農民中土地を有すること最も大なる者、若しくは家格の由緒最も正しき者は、數村を併合したる組の長たることを命ぜらる。之を十村といひ、他の大庄屋といふものに當り、慶長九年本保與次右衞門長廣が能登の奧郡に下りたる時、その地の大百姓にして從來藩用を勤めたるものにこの職を命ぜしより起るといふ。長廣は前田利常の伯母の夫なり。十村とは十ヶ村内外を支配するより起りし名稱にして、初めは十村肝煎とも十村頭ともいへり。
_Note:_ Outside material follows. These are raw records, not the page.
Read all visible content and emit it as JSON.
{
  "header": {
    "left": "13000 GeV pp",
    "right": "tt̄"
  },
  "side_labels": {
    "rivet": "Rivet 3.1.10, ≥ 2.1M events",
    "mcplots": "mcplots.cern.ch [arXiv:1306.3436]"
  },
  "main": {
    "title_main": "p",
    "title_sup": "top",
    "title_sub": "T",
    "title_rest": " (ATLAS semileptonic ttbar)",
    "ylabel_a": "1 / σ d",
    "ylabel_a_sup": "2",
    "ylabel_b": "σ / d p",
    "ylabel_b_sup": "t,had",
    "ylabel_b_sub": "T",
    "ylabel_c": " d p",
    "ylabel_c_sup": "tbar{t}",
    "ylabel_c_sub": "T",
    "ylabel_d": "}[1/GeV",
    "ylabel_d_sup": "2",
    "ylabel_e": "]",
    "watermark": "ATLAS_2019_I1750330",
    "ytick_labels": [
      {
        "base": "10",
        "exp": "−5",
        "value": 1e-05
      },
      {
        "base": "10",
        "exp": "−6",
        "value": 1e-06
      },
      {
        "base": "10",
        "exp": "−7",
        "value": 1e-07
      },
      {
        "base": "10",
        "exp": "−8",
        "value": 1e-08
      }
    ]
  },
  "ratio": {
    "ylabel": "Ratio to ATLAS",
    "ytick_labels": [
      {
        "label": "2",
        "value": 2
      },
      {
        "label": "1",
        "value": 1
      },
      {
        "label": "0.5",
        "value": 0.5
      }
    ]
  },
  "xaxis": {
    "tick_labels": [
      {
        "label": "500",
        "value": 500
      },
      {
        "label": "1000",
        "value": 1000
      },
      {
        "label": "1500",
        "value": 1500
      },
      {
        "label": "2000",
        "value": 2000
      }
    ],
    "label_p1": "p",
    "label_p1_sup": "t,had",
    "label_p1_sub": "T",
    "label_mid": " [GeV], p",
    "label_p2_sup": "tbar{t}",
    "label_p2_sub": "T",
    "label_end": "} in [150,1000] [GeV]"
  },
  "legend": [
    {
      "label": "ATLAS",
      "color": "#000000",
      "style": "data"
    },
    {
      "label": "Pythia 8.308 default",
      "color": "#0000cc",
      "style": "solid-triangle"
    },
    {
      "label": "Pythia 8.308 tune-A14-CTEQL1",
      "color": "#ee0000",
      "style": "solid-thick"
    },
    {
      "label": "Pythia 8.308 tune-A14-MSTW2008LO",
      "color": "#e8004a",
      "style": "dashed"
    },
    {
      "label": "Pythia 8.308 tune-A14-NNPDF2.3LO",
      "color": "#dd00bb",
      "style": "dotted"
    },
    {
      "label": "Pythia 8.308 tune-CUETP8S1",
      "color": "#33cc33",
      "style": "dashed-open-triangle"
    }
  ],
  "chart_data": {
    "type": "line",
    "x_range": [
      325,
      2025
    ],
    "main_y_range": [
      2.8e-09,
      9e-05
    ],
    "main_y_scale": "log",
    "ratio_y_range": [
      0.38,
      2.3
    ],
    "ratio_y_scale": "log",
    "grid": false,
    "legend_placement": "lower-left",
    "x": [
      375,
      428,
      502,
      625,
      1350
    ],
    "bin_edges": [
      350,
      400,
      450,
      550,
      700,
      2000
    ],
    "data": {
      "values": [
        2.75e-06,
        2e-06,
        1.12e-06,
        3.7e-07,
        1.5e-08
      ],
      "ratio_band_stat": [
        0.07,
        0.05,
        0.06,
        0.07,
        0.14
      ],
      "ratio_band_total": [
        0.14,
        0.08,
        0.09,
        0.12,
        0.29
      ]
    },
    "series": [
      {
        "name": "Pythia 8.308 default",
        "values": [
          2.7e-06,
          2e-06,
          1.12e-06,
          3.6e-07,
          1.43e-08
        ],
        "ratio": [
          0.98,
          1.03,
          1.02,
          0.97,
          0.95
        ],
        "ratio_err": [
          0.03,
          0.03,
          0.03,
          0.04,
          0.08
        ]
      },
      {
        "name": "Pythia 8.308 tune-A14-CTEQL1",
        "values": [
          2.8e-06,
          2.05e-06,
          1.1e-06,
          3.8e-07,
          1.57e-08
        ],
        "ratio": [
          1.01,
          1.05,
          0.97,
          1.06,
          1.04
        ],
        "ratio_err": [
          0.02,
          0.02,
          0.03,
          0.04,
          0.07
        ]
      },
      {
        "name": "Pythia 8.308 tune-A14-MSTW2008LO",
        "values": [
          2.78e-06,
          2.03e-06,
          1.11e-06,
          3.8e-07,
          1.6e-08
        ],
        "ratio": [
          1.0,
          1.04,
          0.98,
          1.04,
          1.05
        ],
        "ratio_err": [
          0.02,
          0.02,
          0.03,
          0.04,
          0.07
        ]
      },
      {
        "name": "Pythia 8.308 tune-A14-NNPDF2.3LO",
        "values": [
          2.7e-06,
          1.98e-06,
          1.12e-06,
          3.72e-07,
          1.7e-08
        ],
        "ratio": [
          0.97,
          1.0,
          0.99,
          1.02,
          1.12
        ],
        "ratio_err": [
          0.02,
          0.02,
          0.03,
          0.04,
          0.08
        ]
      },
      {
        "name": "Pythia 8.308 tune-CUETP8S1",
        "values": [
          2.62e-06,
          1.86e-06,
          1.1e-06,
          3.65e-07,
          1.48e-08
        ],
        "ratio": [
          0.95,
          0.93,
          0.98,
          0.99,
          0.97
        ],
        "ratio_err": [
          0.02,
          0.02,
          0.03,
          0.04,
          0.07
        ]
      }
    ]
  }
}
然るにその後十村肝煎の病死し若しくは罪を獲る毎に、その所管を附近の他組に併合したるを以て、寛永十三年三月以降村邑の數幾十ヶ村にして大組と稱したるものと、十幾村にして小組と稱するものとを生じたりしが、而も依然として十村肝煎の職名を改めず、萬治以降に及び十村肝煎を略して單に十村とのみ呼ぶことゝはなりしなり。十村の任務は一組内の百姓を支配し、收納方・高方等凡べて關係せざることなく、常に村内を巡視して農事を勸奬することを掌る。十村はその組の屬する郡内のものより擇びて命ぜらるゝを常とすれども、若しその郡内に十村たるべき器量ある者なき時は、他郡出身のものを赴任せしむることあり。之を引越十村と稱す。十村階級には、御扶持人十村無組御扶持人十村平十村等の別あり。